The total volume of production of MiG brand aircraft by domestic aircraft factories is about 47 thousand copies, and taking into account licensed production — about 62 thousand copies. The volume of production of cruise missiles developed at the Design Bureau and its branch at plant No. 256 (now JSC GosMKB Raduga named after A. Ya. Bereznyak) amounted to more than 12 thousand copies.

The company's revenue in 2009 amounted to 24.4 billion rubles. The company's order book reached $6.8 billion in April 2010.

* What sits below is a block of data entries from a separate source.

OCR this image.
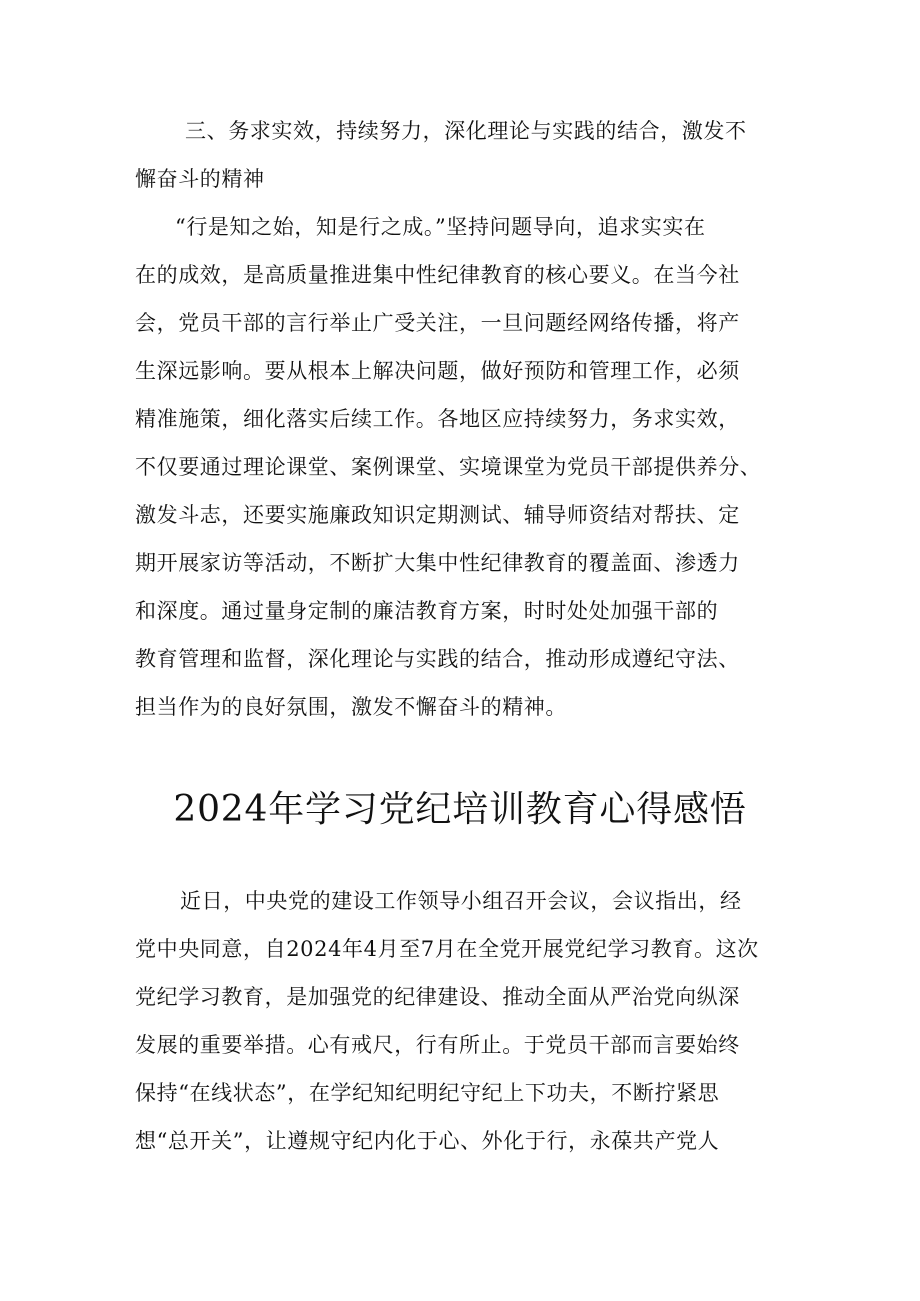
三、务求实效，持续努力，深化理论与实践的结合，激发不
懈奋斗的精神
“行是知之始，知是行之成。”坚持问题导向，追求实实在
在的成效，是高质量推进集中性纪律教育的核心要义。在当今社
会，党员干部的言行举止广受关注，一旦问题经网络传播，将产
生深远影响。要从根本上解决问题，做好预防和管理工作，必须
精准施策，细化落实后续工作。各地区应持续努力，务求实效，
不仅要通过理论课堂、案例课堂、实境课堂为党员干部提供养分、
激发斗志，还要实施廉政知识定期测试、辅导师资结对帮扶、定
期开展家访等活动，不断扩大集中性纪律教育的覆盖面、渗透力
和深度。通过量身定制的廉洁教育方案，时时处处加强干部的
教育管理和监督，深化理论与实践的结合，推动形成遵纪守法、
担当作为的良好氛围，激发不懈奋斗的精神。
2024年学习党纪培训教育心得感悟
近日，中央党的建设工作领导小组召开会议，会议指出，经
党中央同意，自2024年4月至7月在全党开展党纪学习教育。这次
党纪学习教育，是加强党的纪律建设、推动全面从严治党向纵深
发展的重要举措。心有戒尺，行有所止。于党员干部而言要始终
保持“在线状态”，在学纪知纪明纪守纪上下功夫，不断拧紧思
想“总开关”，让遵规守纪内化于心、外化于行，永葆共产党人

In 2014, JSC RSC MiG was named the winner of the third competition "Aircraft Manufacturer of the Year" in two nominations: "For the creation of a new scientific model of a physical phenomenon or technological process" and "For successes in the development of aviation equipment and components" (OKB of the year).

Since June 1, 2022, it has been part of the association of PJSC UAC JSC RSK MiG, as well as JSC Sukhoi Company.